Efra just waited, watching me drip water onto the carpet and attempt not to shiver. He was remarkably bold for someone in the proximity of a woman with seemingly bottomless magic and a tenuous grasp on her mind.
“There are impulses,” I said flatly. What did it matter? Maybe once I was dead, they could use my symptoms as a guide to managing this condition if Arin was wrong and it occurred again. “They don’t feel like mine.”
“Whose do they feel like?”
“Your mother’s,” I snapped. “How should I know?”
To my surprise, Efra remained somber, lips pressed tightly together.
“If your madness consumes you before Nuzret Kamel, we are lost.”
“It won’t.” I hoped. “I can last for ten more days.”
“We won’t be strong enough to kill you if you succumb,” he reminded me, as if I needed reminding.

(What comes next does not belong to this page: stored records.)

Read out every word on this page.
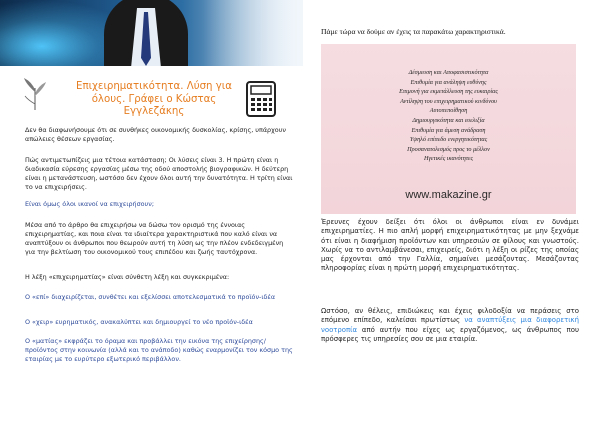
Επιχειρηματικότητα. Λύση για όλους. Γράφει ο Κώστας Εγγλεζάκης

Δεν θα διαφωνήσουμε ότι σε συνθήκες οικονομικής δυσκολίας, κρίσης, υπάρχουν απώλειες θέσεων εργασίας.

Πώς αντιμετωπίζεις μια τέτοια κατάσταση; Οι λύσεις είναι 3. Η πρώτη είναι η διαδικασία εύρεσης εργασίας μέσω της οδού αποστολής βιογραφικών. Η δεύτερη είναι η μετανάστευση, ωστόσο δεν έχουν όλοι αυτή την δυνατότητα. Η τρίτη είναι το να επιχειρήσεις.

Είναι όμως όλοι ικανοί να επιχειρήσουν;

Μέσα από το άρθρο θα επιχειρήσω να δώσω τον ορισμό της έννοιας επιχειρηματίας, και ποια είναι τα ιδιαίτερα χαρακτηριστικά που καλό είναι να αναπτύξουν οι άνθρωποι που θεωρούν αυτή τη λύση ως την πλέον ενδεδειγμένη για την βελτίωση του οικονομικού τους επιπέδου και ζωής ταυτόχρονα.

Η λέξη «επιχειρηματίας» είναι σύνθετη λέξη και συγκεκριμένα:

Ο «επί» διαχειρίζεται, συνθέτει και εξελίσσει αποτελεσματικά το προϊόν-ιδέα

Ο «χειρ» ευρηματικός, ανακαλύπτει και δημιουργεί το νέο προϊόν-ιδέα

Ο «ματίας» εκφράζει το όραμα και προβάλλει την εικόνα της επιχείρησης/προϊόντος στην κοινωνία (αλλά και το ανάποδο) καθώς εναρμονίζει τον κόσμο της εταιρίας με το ευρύτερο εξωτερικό περιβάλλον.

Πάμε τώρα να δούμε αν έχεις τα παρακάτω χαρακτηριστικά.
Δέσμευση και Αποφασιστικότητα
Επιθυμία για ανάληψη ευθύνης
Επιμονή για εκμετάλλευση της ευκαιρίας
Αντίληψη του επιχειρηματικού κινδύνου
Αυτοπεποίθηση
Δημιουργικότητα και ευελιξία
Επιθυμία για άμεση ανάδραση
Υψηλό επίπεδο ενεργητικότητας
Προσανατολισμός προς το μέλλον
Ηγετικές ικανότητες
www.makazine.gr

Έρευνες έχουν δείξει ότι όλοι οι άνθρωποι είναι εν δυνάμει επιχειρηματίες. Η πιο απλή μορφή επιχειρηματικότητας με μην ξεχνάμε ότι είναι η διαφήμιση προϊόντων και υπηρεσιών σε φίλους και γνωστούς. Χωρίς να το αντιλαμβάνεσαι, επιχειρείς, διότι η λέξη οι ρίζες της οποίας μας έρχονται από την Γαλλία, σημαίνει μεσάζοντας. Μεσάζοντας πληροφορίας είναι η πρώτη μορφή επιχειρηματικότητας.

Ωστόσο, αν θέλεις, επιδιώκεις και έχεις φιλοδοξία να περάσεις στο επόμενο επίπεδο, καλείσαι πρωτίστως να αναπτύξεις μια διαφορετική νοοτροπία από αυτήν που είχες ως εργαζόμενος, ως άνθρωπος που πρόσφερες τις υπηρεσίες σου σε μια εταιρία.
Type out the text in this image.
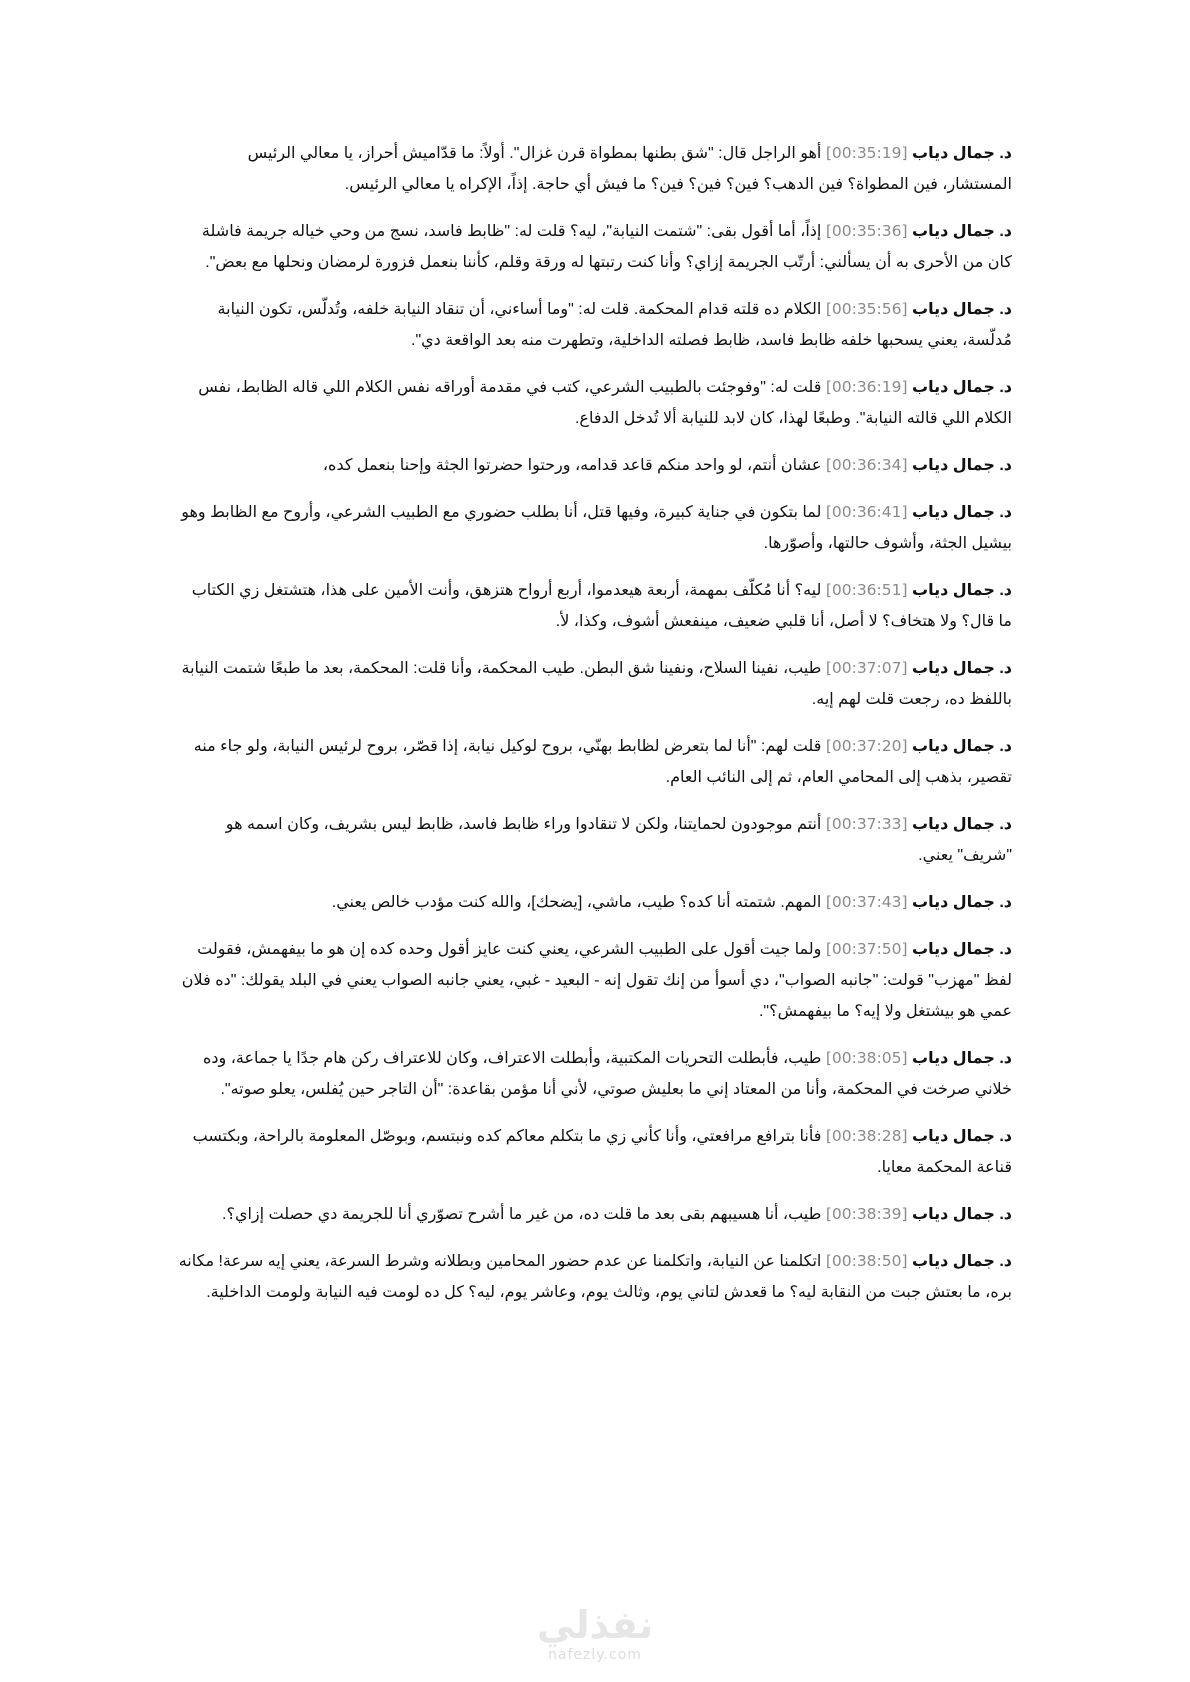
د. جمال دياب [00:35:19] أهو الراجل قال: "شق بطنها بمطواة قرن غزال". أولاً: ما قدّاميش أحراز، يا معالي الرئيس المستشار، فين المطواة؟ فين الدهب؟ فين؟ فين؟ فين؟ ما فيش أي حاجة. إذاً، الإكراه يا معالي الرئيس.

د. جمال دياب [00:35:36] إذاً، أما أقول بقى: "شتمت النيابة"، ليه؟ قلت له: "ظابط فاسد، نسج من وحي خياله جريمة فاشلة كان من الأحرى به أن يسألني: أرتّب الجريمة إزاي؟ وأنا كنت رتبتها له ورقة وقلم، كأننا بنعمل فزورة لرمضان ونحلها مع بعض".

د. جمال دياب [00:35:56] الكلام ده قلته قدام المحكمة. قلت له: "وما أساءني، أن تنقاد النيابة خلفه، وتُدلّس، تكون النيابة مُدلّسة، يعني يسحبها خلفه ظابط فاسد، ظابط فصلته الداخلية، وتطهرت منه بعد الواقعة دي".

د. جمال دياب [00:36:19] قلت له: "وفوجئت بالطبيب الشرعي، كتب في مقدمة أوراقه نفس الكلام اللي قاله الظابط، نفس الكلام اللي قالته النيابة". وطبعًا لهذا، كان لابد للنيابة ألا تُدخل الدفاع.

د. جمال دياب [00:36:34] عشان أنتم، لو واحد منكم قاعد قدامه، ورحتوا حضرتوا الجثة وإحنا بنعمل كده،

د. جمال دياب [00:36:41] لما بتكون في جناية كبيرة، وفيها قتل، أنا بطلب حضوري مع الطبيب الشرعي، وأروح مع الظابط وهو بيشيل الجثة، وأشوف حالتها، وأصوّرها.

د. جمال دياب [00:36:51] ليه؟ أنا مُكلّف بمهمة، أربعة هيعدموا، أربع أرواح هتزهق، وأنت الأمين على هذا، هتشتغل زي الكتاب ما قال؟ ولا هتخاف؟ لا أصل، أنا قلبي ضعيف، مينفعش أشوف، وكذا، لأ.

د. جمال دياب [00:37:07] طيب، نفينا السلاح، ونفينا شق البطن. طيب المحكمة، وأنا قلت: المحكمة، بعد ما طبعًا شتمت النيابة باللفظ ده، رجعت قلت لهم إيه.

د. جمال دياب [00:37:20] قلت لهم: "أنا لما بتعرض لظابط بهنّي، بروح لوكيل نيابة، إذا قصّر، بروح لرئيس النيابة، ولو جاء منه تقصير، بذهب إلى المحامي العام، ثم إلى النائب العام.

د. جمال دياب [00:37:33] أنتم موجودون لحمايتنا، ولكن لا تنقادوا وراء ظابط فاسد، ظابط ليس بشريف، وكان اسمه هو "شريف" يعني.

د. جمال دياب [00:37:43] المهم. شتمته أنا كده؟ طيب، ماشي، [يضحك]، والله كنت مؤدب خالص يعني.

د. جمال دياب [00:37:50] ولما جيت أقول على الطبيب الشرعي، يعني كنت عايز أقول وحده كده إن هو ما بيفهمش، فقولت لفظ "مهزب" قولت: "جانبه الصواب"، دي أسوأ من إنك تقول إنه - البعيد - غبي، يعني جانبه الصواب يعني في البلد يقولك: "ده فلان عمي هو بيشتغل ولا إيه؟ ما بيفهمش؟".

د. جمال دياب [00:38:05] طيب، فأبطلت التحريات المكتبية، وأبطلت الاعتراف، وكان للاعتراف ركن هام جدًا يا جماعة، وده خلاني صرخت في المحكمة، وأنا من المعتاد إني ما بعليش صوتي، لأني أنا مؤمن بقاعدة: "أن التاجر حين يُفلس، يعلو صوته".

د. جمال دياب [00:38:28] فأنا بترافع مرافعتي، وأنا كأني زي ما بتكلم معاكم كده ونبتسم، وبوصّل المعلومة بالراحة، وبكتسب قناعة المحكمة معايا.

د. جمال دياب [00:38:39] طيب، أنا هسيبهم بقى بعد ما قلت ده، من غير ما أشرح تصوّري أنا للجريمة دي حصلت إزاي؟.

د. جمال دياب [00:38:50] اتكلمنا عن النيابة، واتكلمنا عن عدم حضور المحامين وبطلانه وشرط السرعة، يعني إيه سرعة! مكانه بره، ما بعتش جبت من النقابة ليه؟ ما قعدش لتاني يوم، وثالث يوم، وعاشر يوم، ليه؟ كل ده لومت فيه النيابة ولومت الداخلية.

نفذلي
nafezly.com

As if half the visions weren’t devoted to the myriad of ways my hands had maimed and murdered in realities I shouldn’t exist in.
“Get out, Efra,” I said tiredly. “Or I might not wait until I’m magic-mad to kill you.”
Still looking thoughtful, Efra left. I squeezed the tunic aroundthe ends of my hair and used the last of my energy to crawl back into bed.
I had been expecting the world to end. Preparing for it, in fact.
I just hadn’t expected it to end the very next morning.
Maia burst into the Aada room where I had absconded after breakfast, her ponytail askew and cheeks flushed.
“Mawlati,” Maia choked out. “There is, uh… Nawar rode ahead to let us know—that is, we need to prepare for an arrival. Two arrivals, in fact.”
Lateef and I glanced at each other, equally mystified. “Arrivals.” I straightened, dropping the missive I had been reading onto the maps laid open across the table. A nebulous dread formed a knot at the base of my spine.
“What arrivals, Maia?” Lateef demanded.
Eyes brimming with guilt and uncertainty found mine, and I went stiff.
No. It wasn’t possible. I had told them hundreds of times they were never to bring him into the mountains. Maia and Lateef startled as the table’s ledge cracked beneath my hands. My veins were rigid inside my skin, glowing with my fury.
I might kill them. I might truly kill them.
“He’s here?” I forced out, my throat raw from the effort of swallowing down the shriek I wanted to unleash. “They brought him here.”
“Nawar only told us he’d been captured at the mountain’s edge with one of his guardsmen. I don’t know any more,” Maia said, and she sounded genuinely sorry for it. “I came to tell you right away.”